PURPOSE: To investigate the utility of CT histogram analysis (CTHA) for discrimination of traumatic, osteoporotic and malignant fractures in patients with vertebral compression fractures (VCFs). To evaluate the feasibility and accuracy of CTHA in differentiating non-malignant (traumatic and osteoporotic) from malignant VCFs. MATERIALS AND METHODS: Totally, 235 patients with VCFs were enrolled in the current experimental study. There were 132 patients with traumatic VCFs, 51 with osteoporotic VCFs and 52 with malignant VCFs, with MRI and histology as the standard references. All the patients underwent unenhanced CT scans. Nineteen histogram-based parameters were derived using Omni-Kinetics software (Omni-Kinetics, GE Healthcare). The reproducibility of those parameters was evaluated using two independent delineations conducted by two observers. These histogram parameters were compared among the three different VCFs using Kruskal-Wallis H test. Traumatic VCFs and osteoporotic VCFs were combined as non-malignant VCFs and compared with malignant VCFs using Mann-Whitney U test Multivariable logistic regression analysis was performed on the significantly different features and built a diagnosis model. Receiver operating characteristic (ROC) curve was carried out to observe the difference of diagnostic performance between the single positive parameter and the combination of parameters.
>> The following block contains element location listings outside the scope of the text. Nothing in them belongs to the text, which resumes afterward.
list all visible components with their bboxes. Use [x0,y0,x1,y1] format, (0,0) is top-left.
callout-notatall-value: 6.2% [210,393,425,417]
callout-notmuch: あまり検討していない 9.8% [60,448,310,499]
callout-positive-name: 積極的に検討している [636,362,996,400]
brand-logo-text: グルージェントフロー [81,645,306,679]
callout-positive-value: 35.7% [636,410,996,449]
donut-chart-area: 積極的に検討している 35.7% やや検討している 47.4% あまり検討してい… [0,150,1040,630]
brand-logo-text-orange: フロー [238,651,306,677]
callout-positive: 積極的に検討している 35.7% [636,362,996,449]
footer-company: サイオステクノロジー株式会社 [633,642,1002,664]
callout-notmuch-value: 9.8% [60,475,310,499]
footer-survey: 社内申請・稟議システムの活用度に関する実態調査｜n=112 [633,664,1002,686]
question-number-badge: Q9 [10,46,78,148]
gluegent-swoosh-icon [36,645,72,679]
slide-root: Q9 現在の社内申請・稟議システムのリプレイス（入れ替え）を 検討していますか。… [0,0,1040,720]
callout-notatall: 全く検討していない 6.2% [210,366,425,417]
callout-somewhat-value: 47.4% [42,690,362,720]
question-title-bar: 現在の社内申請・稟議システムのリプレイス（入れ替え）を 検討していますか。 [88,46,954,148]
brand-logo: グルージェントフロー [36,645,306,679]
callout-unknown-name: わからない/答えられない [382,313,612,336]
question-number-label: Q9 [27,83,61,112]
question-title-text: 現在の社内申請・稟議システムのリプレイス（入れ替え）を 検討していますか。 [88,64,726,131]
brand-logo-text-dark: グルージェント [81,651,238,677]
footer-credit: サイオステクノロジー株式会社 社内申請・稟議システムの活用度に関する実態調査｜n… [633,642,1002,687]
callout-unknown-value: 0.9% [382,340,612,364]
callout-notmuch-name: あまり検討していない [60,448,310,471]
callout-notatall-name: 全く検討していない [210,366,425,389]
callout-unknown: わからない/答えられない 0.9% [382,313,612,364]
RESULTS: All the 19 parameters presented excellent reproducibility, with intraclass correlation coefficient values from 0.789 to 0.997. At quantitative evaluation, the best predictive histogram parameters in discrimination of the three different types of VCFs were relative min intensity (p = 0.022), relative entropy (p = 0.043), and relative frequency size (p < 0.001). Relative frequency size (p < 0.001) and relative quantile5 (p = 0.012) resulted in statistically significant difference between non-malignant and malignant VCFs. The area under ROC curve indicated that relative frequency size combined with relative quantile5 (0.754; 95 % confidence intervals: 0.661∼0.829; p < 0.001) was of best performance in differentiating malignant from non-malignant VCFs. CONCLUSIONS: Our results are encouraging and suggest that histogram parameters derived from unenhanced CT could be reliable quantitative biomarkers for diff ;erential diagnosis of usual VCFs.